But many visitors to New Orleans also like to plan day trips outside the city to sample nearby scenery and culture. Some attractions, including swamp tours and plantation tours, offer pickup at New Orleans hotels in vans so you don’t even have to rent a car.

Options for day trips include the Jean Lafitte Swamp Tour, which takes visitors into the bayou for a boat ride to see the scenery and wildlife; Grand Isle for fishing and birding; and gator ranches, like the Greenwood Gator Farm near Houma in Terrebonne Parish and the Insta-Gator Ranch in St. Tammany Parish.

Jean Laffite National Historical Park and Preserve has six visitor centers including Chalmette Battlefield in St. Bernard Parish, which tells the story of the Battle of New Orleans and the War of 1812. You can even take a boat from New Orleans across the river to the battlefield.

For Cajun culture there’s the Wetlands Acadian Cultural Center in Lafourche Parish, which offers Monday night Cajun music jam sessions; the food and music scene in Vermilion Parish, about a two-hour drive from New Orleans; and of course the city of Lafayette, a capital of all things Cajun.

Other notable tours outside New Orleans take place at the Donner-Peltier Distillery in Thibodaux, in Lafourche Parish, built on an old sugar plantation, where the rum is named Rougaroux after a mythical werewolflike creature, and the Tabasco factory tour on Avery Island in Iberia Parish.
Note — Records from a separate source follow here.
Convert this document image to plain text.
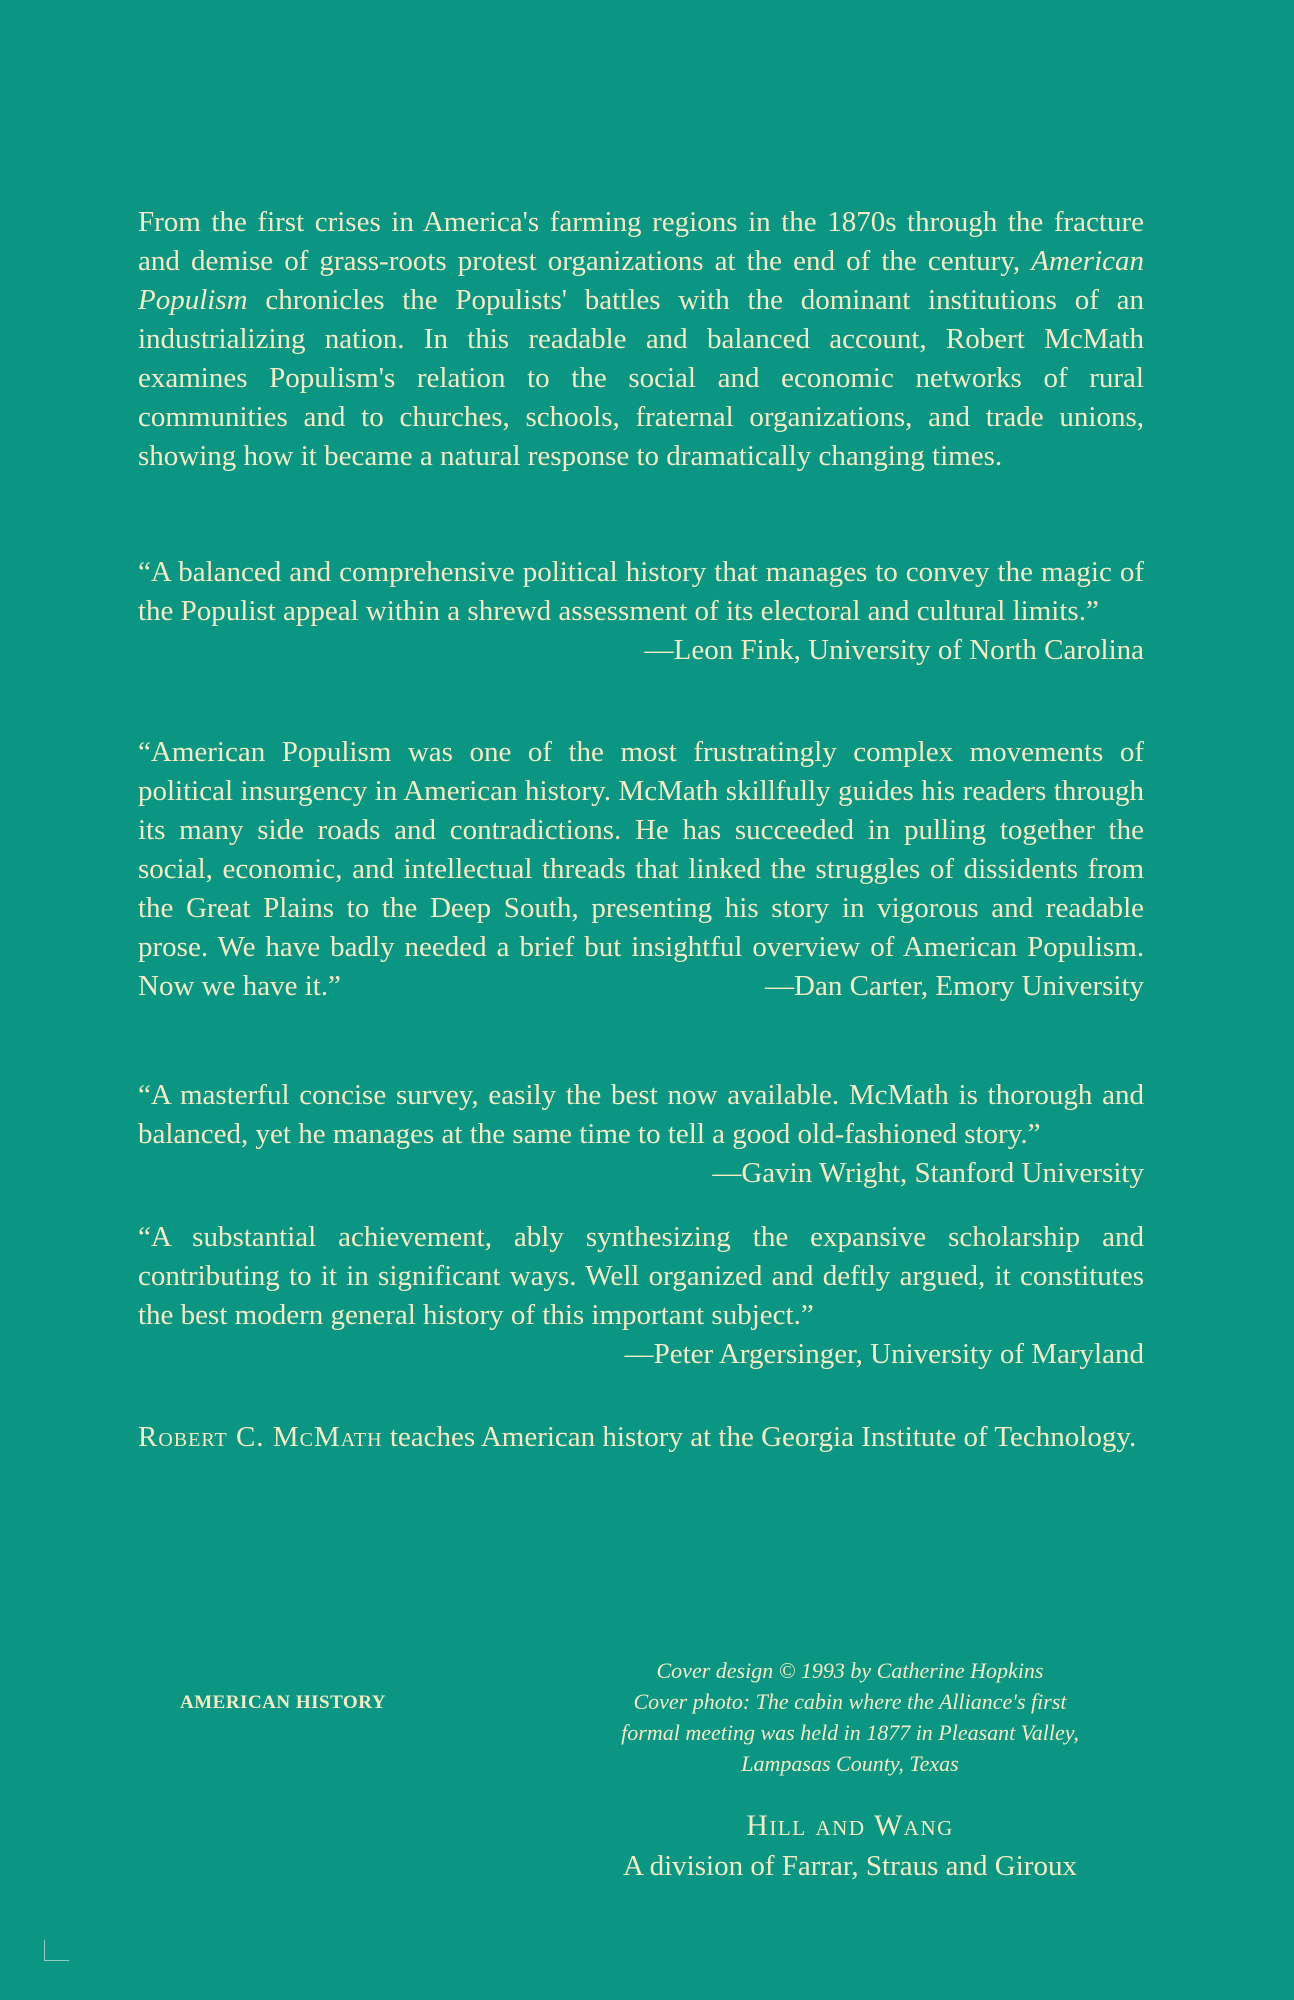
From the first crises in America's farming regions in the 1870s through the fracture and demise of grass-roots protest organizations at the end of the century, American Populism chronicles the Populists' battles with the dominant institutions of an industrializing nation. In this readable and balanced account, Robert McMath examines Populism's relation to the social and economic networks of rural communities and to churches, schools, fraternal organizations, and trade unions, showing how it became a natural response to dramatically changing times.
“A balanced and comprehensive political history that manages to convey the magic of the Populist appeal within a shrewd assessment of its electoral and cultural limits.”
—Leon Fink, University of North Carolina
“American Populism was one of the most frustratingly complex movements of political insurgency in American history. McMath skillfully guides his readers through its many side roads and contradictions. He has succeeded in pulling together the social, economic, and intellectual threads that linked the struggles of dissidents from the Great Plains to the Deep South, presenting his story in vigorous and readable prose. We have badly needed a brief but insightful overview of American Populism. Now we have it.”	—Dan Carter, Emory University
“A masterful concise survey, easily the best now available. McMath is thorough and balanced, yet he manages at the same time to tell a good old-fashioned story.”
—Gavin Wright, Stanford University
“A substantial achievement, ably synthesizing the expansive scholarship and contributing to it in significant ways. Well organized and deftly argued, it constitutes the best modern general history of this important subject.”
—Peter Argersinger, University of Maryland
Robert C. McMath teaches American history at the Georgia Institute of Technology.
AMERICAN HISTORY
Cover design © 1993 by Catherine Hopkins
Cover photo: The cabin where the Alliance's first
formal meeting was held in 1877 in Pleasant Valley,
Lampasas County, Texas
Hill and Wang
A division of Farrar, Straus and Giroux
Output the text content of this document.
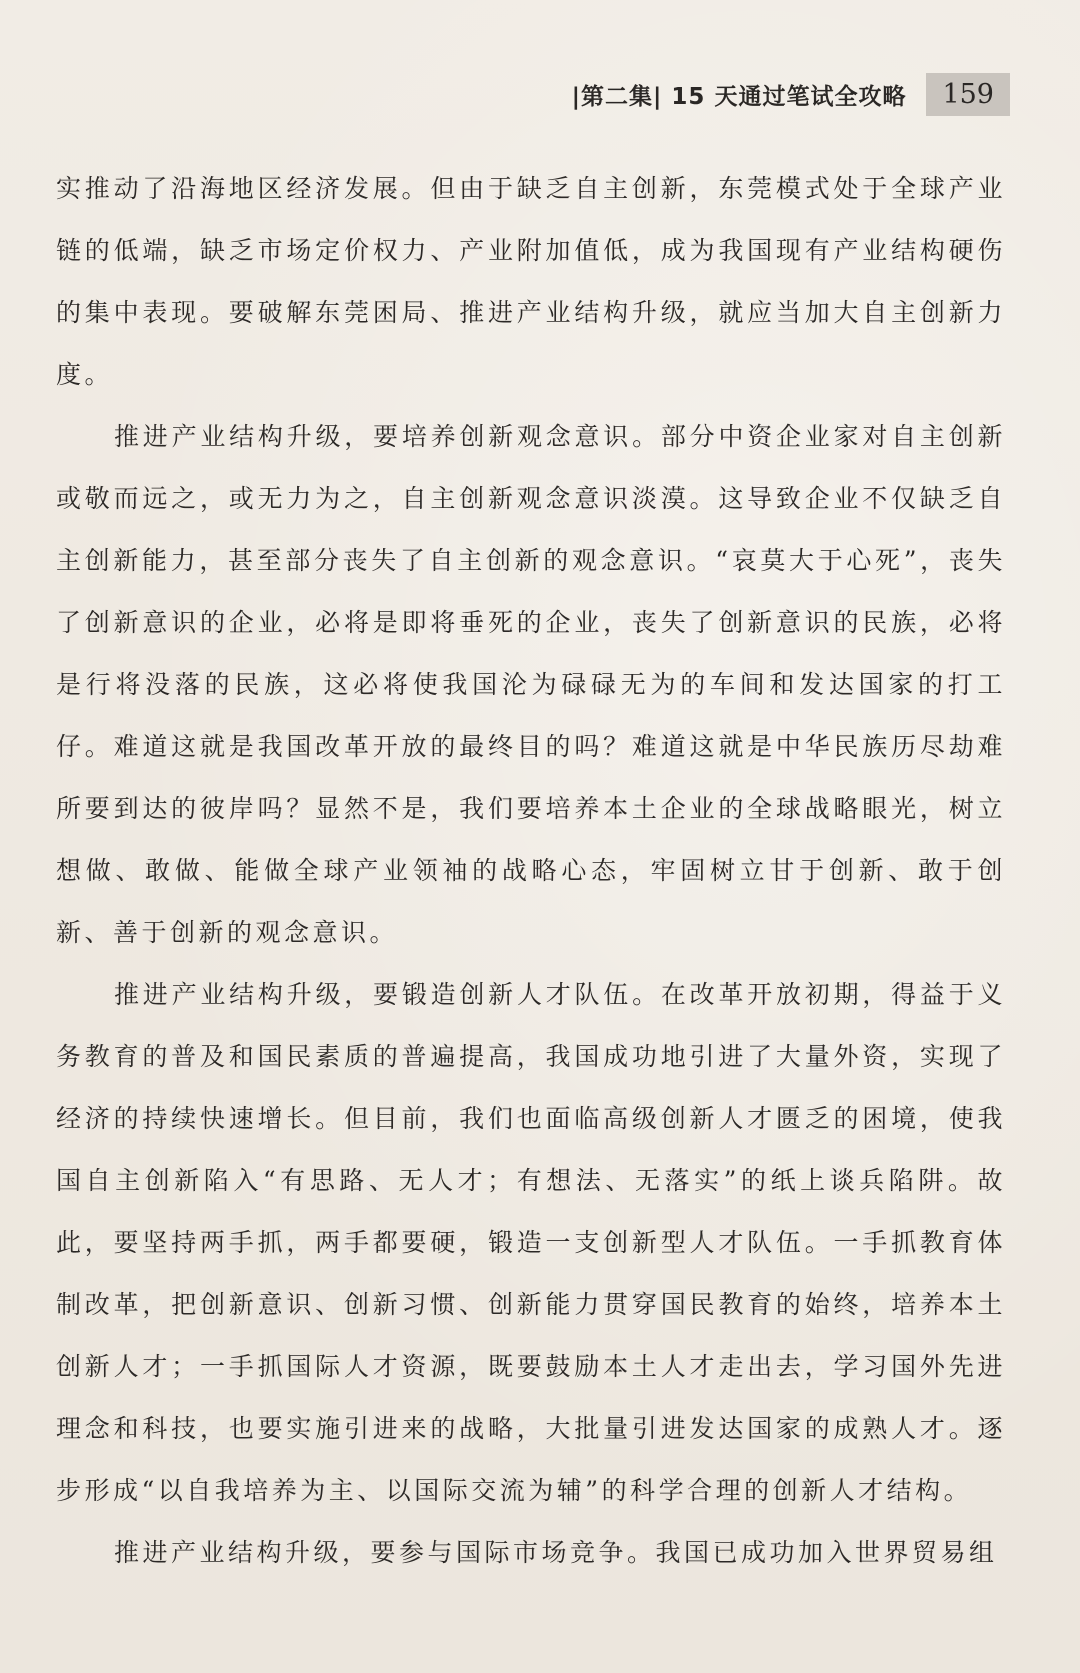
|第二集| 15 天通过笔试全攻略	159

实推动了沿海地区经济发展。但由于缺乏自主创新，东莞模式处于全球产业链的低端，缺乏市场定价权力、产业附加值低，成为我国现有产业结构硬伤的集中表现。要破解东莞困局、推进产业结构升级，就应当加大自主创新力度。

推进产业结构升级，要培养创新观念意识。部分中资企业家对自主创新或敬而远之，或无力为之，自主创新观念意识淡漠。这导致企业不仅缺乏自主创新能力，甚至部分丧失了自主创新的观念意识。“哀莫大于心死”，丧失了创新意识的企业，必将是即将垂死的企业，丧失了创新意识的民族，必将是行将没落的民族，这必将使我国沦为碌碌无为的车间和发达国家的打工仔。难道这就是我国改革开放的最终目的吗？难道这就是中华民族历尽劫难所要到达的彼岸吗？显然不是，我们要培养本土企业的全球战略眼光，树立想做、敢做、能做全球产业领袖的战略心态，牢固树立甘于创新、敢于创新、善于创新的观念意识。

推进产业结构升级，要锻造创新人才队伍。在改革开放初期，得益于义务教育的普及和国民素质的普遍提高，我国成功地引进了大量外资，实现了经济的持续快速增长。但目前，我们也面临高级创新人才匮乏的困境，使我国自主创新陷入“有思路、无人才；有想法、无落实”的纸上谈兵陷阱。故此，要坚持两手抓，两手都要硬，锻造一支创新型人才队伍。一手抓教育体制改革，把创新意识、创新习惯、创新能力贯穿国民教育的始终，培养本土创新人才；一手抓国际人才资源，既要鼓励本土人才走出去，学习国外先进理念和科技，也要实施引进来的战略，大批量引进发达国家的成熟人才。逐步形成“以自我培养为主、以国际交流为辅”的科学合理的创新人才结构。

推进产业结构升级，要参与国际市场竞争。我国已成功加入世界贸易组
Soon to open on Avery Island: a new visitor center and restaurant.

River Road, which runs 70 miles along the Mississippi River and is a short drive from New Orleans, is home to several plantations, including the Laura, a Creole plantation where some of the stories told on the tour are drawn from the extraordinary handwritten memoir of the woman who owned it until 1891.